A wide-mouthed one-gallon jar would work as well, although you’ll have to find weights that fit inside the mouth of the jar to keep the peppers submerged in the brine, as well as some sort of cover that you can burp occasionally
Fill a pitcher with spring, well, or filtered water. Be sure not to use treated water (the chlorine is harmful to the fermentation).
Use your crock’s weights to evenly press down the (almost) submerged peppers. After 24 hours, the peppers should be entirely submerged in brine. The salt and pressure from the weights breaks down their structure a little bit, and they kick out whatever water they were retaining, which adds to the quantity of brine.

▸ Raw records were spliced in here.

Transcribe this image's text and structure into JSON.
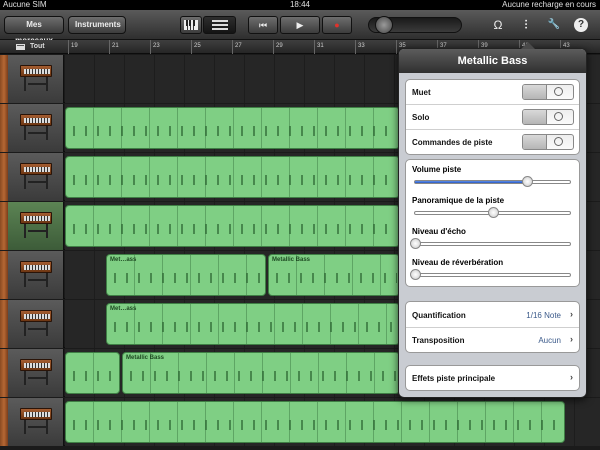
{
  "status": {
    "carrier": "Aucune SIM",
    "time": "18:44",
    "battery": "Aucune recharge en cours"
  },
  "toolbar": {
    "songs_label": "Mes morceaux",
    "instruments_label": "Instruments",
    "view_keyboard_icon": "piano-keys-icon",
    "view_tracks_icon": "track-list-icon",
    "rewind_icon": "rewind-icon",
    "play_icon": "play-icon",
    "record_icon": "record-icon",
    "metronome_icon": "loop-icon",
    "mixer_icon": "mixer-icon",
    "settings_icon": "wrench-icon",
    "help_icon": "help-icon",
    "rewind_glyph": "⏮",
    "play_glyph": "▶",
    "record_glyph": "●",
    "loop_glyph": "Ω",
    "mixer_glyph": "⫶",
    "wrench_glyph": "🔧",
    "help_glyph": "?"
  },
  "ruler": {
    "all_label": "Tout",
    "ticks": [
      "19",
      "21",
      "23",
      "25",
      "27",
      "29",
      "31",
      "33",
      "35",
      "37",
      "39",
      "41",
      "43"
    ]
  },
  "tracks": [
    {
      "selected": false,
      "regions": []
    },
    {
      "selected": false,
      "regions": [
        {
          "start": 0,
          "width": 335,
          "name": ""
        }
      ]
    },
    {
      "selected": false,
      "regions": [
        {
          "start": 0,
          "width": 335,
          "name": ""
        }
      ]
    },
    {
      "selected": true,
      "regions": [
        {
          "start": 0,
          "width": 335,
          "name": ""
        }
      ]
    },
    {
      "selected": false,
      "regions": [
        {
          "start": 41,
          "width": 160,
          "name": "Met…ass"
        },
        {
          "start": 203,
          "width": 132,
          "name": "Metallic Bass"
        }
      ]
    },
    {
      "selected": false,
      "regions": [
        {
          "start": 41,
          "width": 294,
          "name": "Met…ass"
        }
      ]
    },
    {
      "selected": false,
      "regions": [
        {
          "start": 0,
          "width": 55,
          "name": ""
        },
        {
          "start": 57,
          "width": 278,
          "name": "Metallic Bass"
        }
      ]
    },
    {
      "selected": false,
      "regions": [
        {
          "start": 0,
          "width": 500,
          "name": ""
        }
      ]
    }
  ],
  "panel": {
    "title": "Metallic Bass",
    "mute_label": "Muet",
    "solo_label": "Solo",
    "track_controls_label": "Commandes de piste",
    "switch_off": "O",
    "volume_label": "Volume piste",
    "volume": 0.72,
    "pan_label": "Panoramique de la piste",
    "pan": 0.5,
    "echo_label": "Niveau d'écho",
    "echo": 0.0,
    "reverb_label": "Niveau de réverbération",
    "reverb": 0.0,
    "quant_label": "Quantification",
    "quant_value": "1/16 Note",
    "transpose_label": "Transposition",
    "transpose_value": "Aucun",
    "master_fx_label": "Effets piste principale",
    "chevron": "›"
  }
}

I let my hot sauce ferment for one month in this environment at a warm room temperature. You can get a good result in shorter time, but we want a nice, acidic hot sauce, and the longer it ferments, the more sour it becomes. Check it weekly, skimming any white molds that grow on the surface of the brine with a ladle.
When it’s done, tie a bandana around your lower face, and wear eye protection (you don’t want this in your eyes) and pour carefully into a 5 gallon bucket. Use a Vitamix or immersion blender and thoroughly puree, then strain if you like. We reserve the dregs from straining, dehydrate, and grind them into delicious fermented chile powder.